In München wird seit Jahren das Für und Wider der Mahnmale diskutiert. Im vergangenen Jahr bestätigte der Stadtrat mit großer Mehrheit ein Verbot, das bereits seit 2004 besteht. Einfluss darauf hatten wohl vor allem die Israelitische Kultusgemeinde München und deren Präsidentin Charlotte Knobloch, die frühere Vorsitzende des Zentralrats der Juden in Deutschland. Knobloch hält es für „unerträglich“, dass Namen ermordeter Juden auf Tafeln im Boden eingelassen sind, auf denen mit Füßen „herumgetreten“ werde. Das Stolperstein-Projekt sei zwar gut gemeint. Ihrer Ansicht nach wird das Gedenken an die Opfer aber auf diese Weise „geschändet und beschmutzt“.

Einige Städte in Bayern und Nordrhein-Westfalen beriefen sich ebenfalls auf Knoblochs Argumentation. Tatsächlich kommt es immer wieder vor – auch in Hamburg – dass Stolpersteine etwa mit schwarzer Farbe besprüht, dass sie beschmiert oder beschädigt werden, zum Teil von Rechtsextremen. Allerdings gibt es auch viele Bürger und Schülergruppen, die die Messingplatten regelmäßig reinigen.

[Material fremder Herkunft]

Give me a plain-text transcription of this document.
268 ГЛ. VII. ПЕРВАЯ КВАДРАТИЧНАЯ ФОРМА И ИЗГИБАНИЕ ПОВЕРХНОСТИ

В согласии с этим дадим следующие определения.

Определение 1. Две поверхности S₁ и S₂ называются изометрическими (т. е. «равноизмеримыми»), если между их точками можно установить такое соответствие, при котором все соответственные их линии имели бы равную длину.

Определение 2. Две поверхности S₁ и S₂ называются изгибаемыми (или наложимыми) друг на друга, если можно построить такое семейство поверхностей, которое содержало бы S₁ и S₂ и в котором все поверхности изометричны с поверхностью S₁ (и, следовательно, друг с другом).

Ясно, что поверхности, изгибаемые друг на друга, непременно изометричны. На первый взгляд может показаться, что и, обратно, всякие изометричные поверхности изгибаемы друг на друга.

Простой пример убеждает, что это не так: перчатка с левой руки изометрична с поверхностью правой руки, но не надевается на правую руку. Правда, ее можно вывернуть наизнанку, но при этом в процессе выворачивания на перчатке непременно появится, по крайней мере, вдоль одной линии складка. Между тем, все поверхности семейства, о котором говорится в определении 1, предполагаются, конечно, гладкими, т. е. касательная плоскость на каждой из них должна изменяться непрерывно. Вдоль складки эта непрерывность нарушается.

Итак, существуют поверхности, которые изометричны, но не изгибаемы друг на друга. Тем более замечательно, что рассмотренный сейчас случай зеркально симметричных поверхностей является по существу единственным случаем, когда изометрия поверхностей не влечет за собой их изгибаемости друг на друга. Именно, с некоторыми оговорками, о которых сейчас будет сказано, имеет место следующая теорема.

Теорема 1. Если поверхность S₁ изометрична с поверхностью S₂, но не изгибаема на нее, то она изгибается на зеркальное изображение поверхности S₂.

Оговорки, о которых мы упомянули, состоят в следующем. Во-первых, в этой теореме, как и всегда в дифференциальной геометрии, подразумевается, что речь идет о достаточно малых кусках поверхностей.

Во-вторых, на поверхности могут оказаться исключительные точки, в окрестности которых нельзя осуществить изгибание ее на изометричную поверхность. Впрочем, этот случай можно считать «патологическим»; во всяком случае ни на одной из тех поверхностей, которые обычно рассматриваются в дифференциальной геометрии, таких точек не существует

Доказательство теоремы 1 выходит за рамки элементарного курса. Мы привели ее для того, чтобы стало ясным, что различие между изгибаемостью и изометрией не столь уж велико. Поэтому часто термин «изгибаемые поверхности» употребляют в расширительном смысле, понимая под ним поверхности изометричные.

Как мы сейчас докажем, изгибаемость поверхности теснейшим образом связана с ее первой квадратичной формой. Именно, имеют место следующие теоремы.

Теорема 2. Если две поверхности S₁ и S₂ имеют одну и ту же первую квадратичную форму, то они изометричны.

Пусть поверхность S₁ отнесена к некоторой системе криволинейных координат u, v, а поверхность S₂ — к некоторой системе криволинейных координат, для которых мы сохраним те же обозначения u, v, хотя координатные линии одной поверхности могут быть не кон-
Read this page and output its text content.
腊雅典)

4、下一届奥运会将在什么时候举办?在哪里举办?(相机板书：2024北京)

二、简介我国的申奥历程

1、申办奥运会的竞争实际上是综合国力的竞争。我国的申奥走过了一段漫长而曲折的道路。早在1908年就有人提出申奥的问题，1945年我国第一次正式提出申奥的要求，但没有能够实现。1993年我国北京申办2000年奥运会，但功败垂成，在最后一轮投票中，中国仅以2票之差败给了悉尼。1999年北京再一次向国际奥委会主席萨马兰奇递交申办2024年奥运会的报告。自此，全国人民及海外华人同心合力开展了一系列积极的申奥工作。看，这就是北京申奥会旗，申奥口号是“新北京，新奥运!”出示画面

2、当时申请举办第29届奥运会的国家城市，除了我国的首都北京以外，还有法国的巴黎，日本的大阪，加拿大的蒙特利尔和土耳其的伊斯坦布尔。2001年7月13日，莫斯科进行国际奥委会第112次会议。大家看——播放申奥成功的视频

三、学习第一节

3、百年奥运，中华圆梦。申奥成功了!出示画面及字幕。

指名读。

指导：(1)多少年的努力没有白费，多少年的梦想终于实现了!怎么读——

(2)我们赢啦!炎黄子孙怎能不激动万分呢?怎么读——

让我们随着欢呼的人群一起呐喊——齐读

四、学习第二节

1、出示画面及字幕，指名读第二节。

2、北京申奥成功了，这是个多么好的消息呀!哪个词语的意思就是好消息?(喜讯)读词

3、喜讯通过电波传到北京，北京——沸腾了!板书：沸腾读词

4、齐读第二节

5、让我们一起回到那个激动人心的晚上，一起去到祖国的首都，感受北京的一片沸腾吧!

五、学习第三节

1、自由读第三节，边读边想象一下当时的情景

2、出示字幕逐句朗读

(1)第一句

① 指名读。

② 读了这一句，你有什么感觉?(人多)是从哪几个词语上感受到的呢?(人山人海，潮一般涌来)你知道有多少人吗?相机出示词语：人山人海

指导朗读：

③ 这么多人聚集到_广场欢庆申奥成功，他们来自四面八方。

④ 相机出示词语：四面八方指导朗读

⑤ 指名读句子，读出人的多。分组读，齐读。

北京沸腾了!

Die zweite große Kontroverse dreht sich darum, wie Gunter Demnig einige Stolpersteine beschriftet. Diese sind nicht nur ermordeten Juden gewidmet, sondern allen Opfern des Nationalsozialismus, auch Prostituierten, Bettlern und Kleinkriminellen, die von den Nazis als „Gewohnheitsverbrecher“ oder als „Volksschädling“ bezeichnet und verurteilt wurden. Diese Menschen waren Opfer der NS-Justiz, nicht der NS-Rassenideologie. Demnig will diesen Unterschied auf den Stolpersteinen zeigen. Dazu setzte er den Verurteilungsgrund zunächst nur in Anführungszeichen. So kam es, dass etwa auf dem Hamburger Stein für Erna Lieske „Gewohnheitsverbrecherin“ stand. „Als ich das sah, war ich total geschockt“, sagte Enkelin Liane der „taz“, die 2014 über den Fall berichtete. „Wie kann man ausgerechnet auf einem Gedenkstein die Sprache der Täter verwenden?“ Peter Hess sorgte dann dafür, dass der Stein ausgetauscht wurde.

Demnig fand lange, die Parenthesen seien ausreichend; der Betrachter verstehe schon, wie das gemeint sei. Nachdem allerdings auch Zentralratspräsident Josef Schuster vorsichtige Kritik an der Kennzeichnung äußerte, setzt Demnig nun ein „sogenannt“ bzw. „sog.“ vor solche Begriffe. Ganz weglassen möchte er sie aber nicht.

„Ich persönlich könnte auf die Begriffe verzichten“, sagt Peter Hess. Auch die Forscher des Projekts „Biografische Spurensuche“ in Hamburg betonen, sie seien für die Inschriften auf den Stolpersteinen nicht verantwortlich und hätten „oftmals andere Begrifflichkeiten gewählt“ oder „auf einzelne Verfolgungstatbestände in der Inschrift verzichtet“. Aber der Künstler sei in seiner Gestaltung autonom.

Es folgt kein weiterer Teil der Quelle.